Since those “excise taxes” are not taxes, the government is not compelling Merck to enter an “agreement.” Merck is free to decline. If the resulting rebates Merck must pay mean its government “book of business” is unprofitable, it can walk away from federal health programs.
Not even the 23‐month period that Merck would have to continue selling the drug to Medicare at the Merck‐unfriendly price is coercive. Merck has received plenty of notice of that condition. Merck was aware of that provision as Congress debated the law in 2021. And when Congress passed it. And when President Biden signed it in August 2022. And when Medicare announced in March 2023 how it would be implementing these provisions. Merck has had and will continue to have plenty of opportunities to avoid those conditions. It could have avoided them at any time from when Congress began debating them in 2021 until now. It could avoid them today. It could avoid them by refusing to enter into an “agreement.” At any of these points, Merck could avoid these conditions of Medicare participation without coercion.
What about the argument that threatening Merck with exclusion from government programs is effectively coercion because Medicare and Medicaid represent a yuge part of Merck’s business? We can firmly reject this argument, too.
Is it coercion when people don’t want to buy what you’re selling at the price you’re selling it? Were all those employers who didn’t hire you coercing you? Do patients coerce hospitals when they switch to lower‐price competitors? Then neither is this. Losing business hurts. But it’s not coercion.

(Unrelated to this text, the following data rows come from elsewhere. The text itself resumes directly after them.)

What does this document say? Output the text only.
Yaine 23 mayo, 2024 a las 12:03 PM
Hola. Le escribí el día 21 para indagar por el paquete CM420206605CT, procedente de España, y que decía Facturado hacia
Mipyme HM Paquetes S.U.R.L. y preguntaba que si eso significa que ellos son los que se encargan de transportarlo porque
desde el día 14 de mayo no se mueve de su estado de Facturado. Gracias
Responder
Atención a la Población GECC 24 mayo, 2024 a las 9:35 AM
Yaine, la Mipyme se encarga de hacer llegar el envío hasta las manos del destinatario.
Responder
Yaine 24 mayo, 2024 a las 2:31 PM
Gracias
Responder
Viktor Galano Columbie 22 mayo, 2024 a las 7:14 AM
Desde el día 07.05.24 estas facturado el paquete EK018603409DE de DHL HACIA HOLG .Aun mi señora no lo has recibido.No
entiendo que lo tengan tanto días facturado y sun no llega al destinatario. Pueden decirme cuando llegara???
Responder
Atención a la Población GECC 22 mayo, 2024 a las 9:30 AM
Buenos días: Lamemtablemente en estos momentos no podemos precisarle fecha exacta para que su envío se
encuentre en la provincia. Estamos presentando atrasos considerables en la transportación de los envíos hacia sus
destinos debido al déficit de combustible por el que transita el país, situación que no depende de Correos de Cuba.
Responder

The fact that people would even think to equate Merck losing government business to coercion shows just how much government dominates health care in the United States. The fact that some people—including many limited‐government conservatives—would rather let the government overpay than threaten Merck’s profit margins is an example of how all that government domination introduces moral hazard into these decisions.

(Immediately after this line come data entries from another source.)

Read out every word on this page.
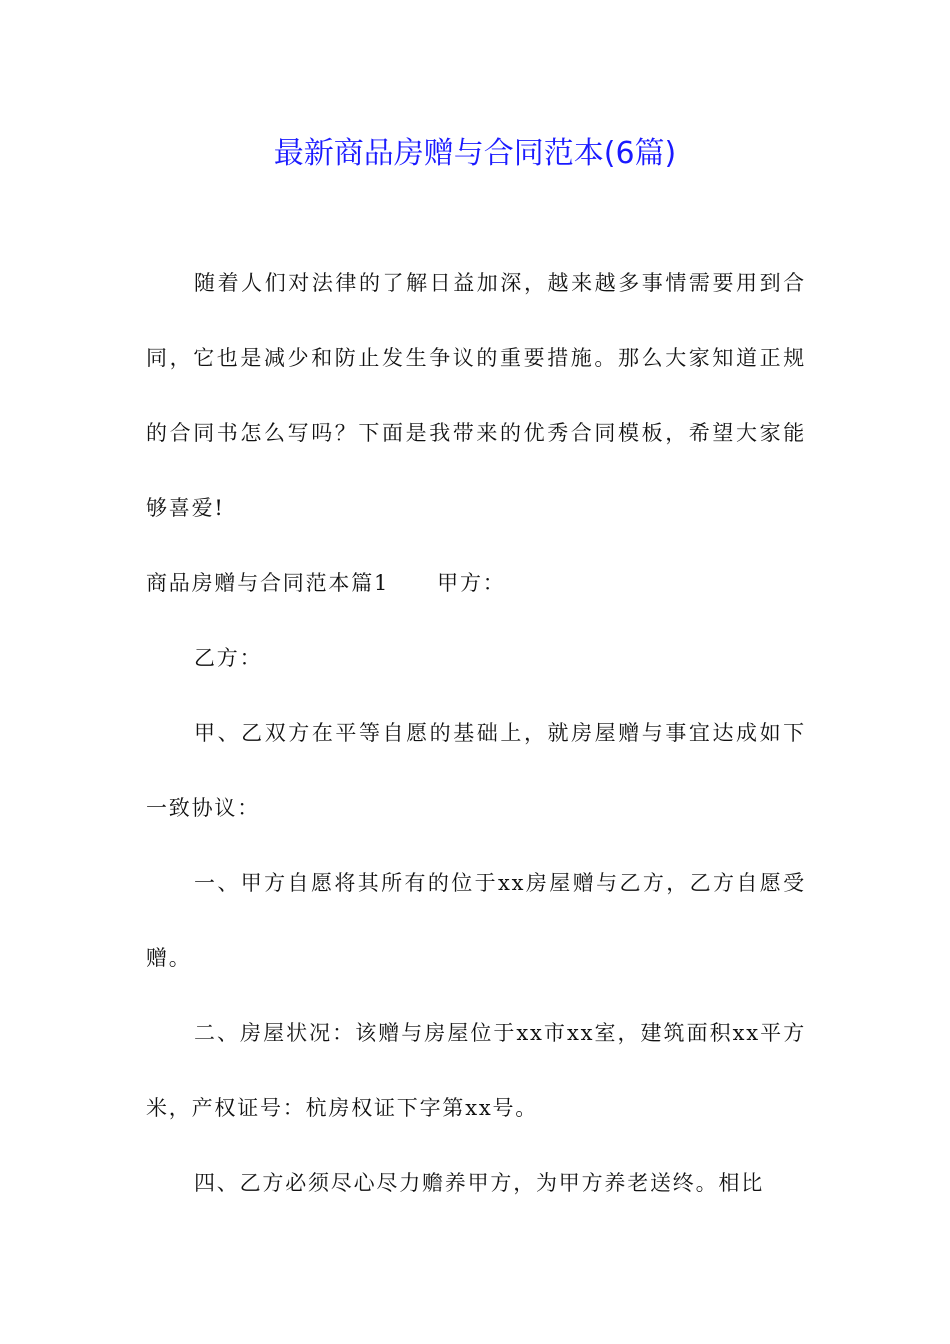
最新商品房赠与合同范本(6篇)

随着人们对法律的了解日益加深，越来越多事情需要用到合同，它也是减少和防止发生争议的重要措施。那么大家知道正规的合同书怎么写吗？下面是我带来的优秀合同模板，希望大家能够喜爱!

商品房赠与合同范本篇1 甲方：

乙方：

甲、乙双方在平等自愿的基础上，就房屋赠与事宜达成如下一致协议：

一、甲方自愿将其所有的位于xx房屋赠与乙方，乙方自愿受赠。

二、房屋状况：该赠与房屋位于xx市xx室，建筑面积xx平方米，产权证号：杭房权证下字第xx号。

四、乙方必须尽心尽力赡养甲方，为甲方养老送终。相比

Since no part of this process is coercive, Merck’s other claims of coercion (compelled speech, etc.) are also inaccurate.
In case we needed more evidence that Merck is just rent-seeking—that is, attempting to gouge taxpayers—the company describes the prices it currently receives from Medicare as reflecting “fair market value” and Medicare’s current drug‐pricing rules as “a free‐market approach based on market‐driven prices.” Troy describes what Medicare pays as a “market price.”
These are major tells. There are no market prices in the U.S. health sector. What Sherry Glied says of health care prices in general is especially true of Medicare prices: “There is no reason to believe that current prices provide incentives that reflect either underlying costs or consumer preferences.” A good rule of thumb is that if an industry claims the price it receives from government reflects fair market value, that price is too high.
It is conceivable, though inadvisable, that federal courts might disagree with me. They may decide to impose notice requirements more stringent than common sense requires. They may choose to define what Congress is doing in this case as coercive. If so, those decisions would mark breathtaking opportunities for special interests to follow in Merck’s footsteps by taking advantage of taxpayers.